Wasit Velasco Carballo diklaim dalam laporan pasca-pertandingan yang Pique menyemburkan omelan bermulut kotor di asistennya ketika pemain asal Spanyol menjadi marah atas adanya bendera offside terhadap Aritz Aduriz.

Pique bisa ke sanksi antara empat dan 12 pertandingan untuk dugaan tersebut, tetapi juara Eropa mengklaim dia tidak bersalah atas tuduhan yang dijatuhkan terhadap dia dari pertandingan di Camp Nou, yang berakhir 1-1 pada malam.

“Barcelona mengajukan keberatan pada hari Selasa untuk kartu merah terbukti Gerard Pique di menit ke-58 dari leg kedua Supercopa de Espana melawan Athletic Bilbao,” demikian pernyataan.

Pique juga melonjak ke pertahanan sendiri beberapa jam kemudian, mengungkapkan penyesalannya pada marah tapi bersikeras ia tidak langsung setiap komentar yang meremehkan terhadap wasit.

“Saya minta maaf atas sikap saya gunakan untuk memprotes dengan hakim garis, itu tidak benar,” tulisnya di Twitter pada Selasa dikutip Agen Bola.
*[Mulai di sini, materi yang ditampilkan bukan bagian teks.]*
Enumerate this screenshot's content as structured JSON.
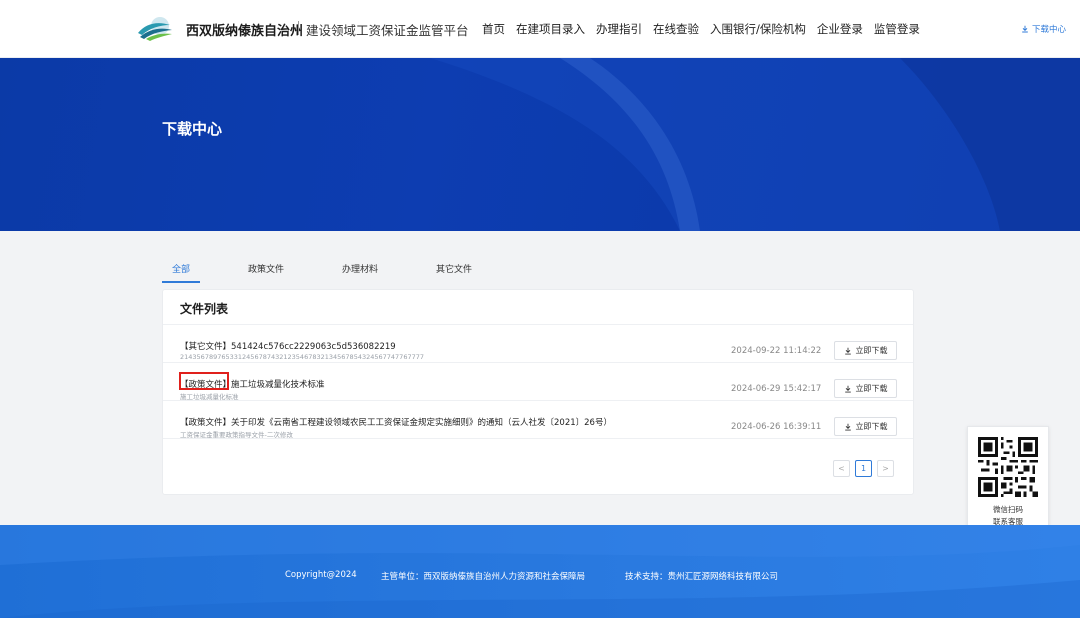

“Itu adalah pertandingan yang sangat menegangkan di mana banyak yang dipertaruhkan. Namun, tidak pernah ada waktu saya mengatakan penghinaan apapun terhadap dirinya.”

Skuad Luis Enrique kehilangan kesempatan mereka dengan agregat 5-1 dan kini mempersiapkan pertandingan ketiga mereka melawan Athletic dalam waktu sembilan hari ketika mereka membuka kampanye Liga mereka di San Mames, Minggu.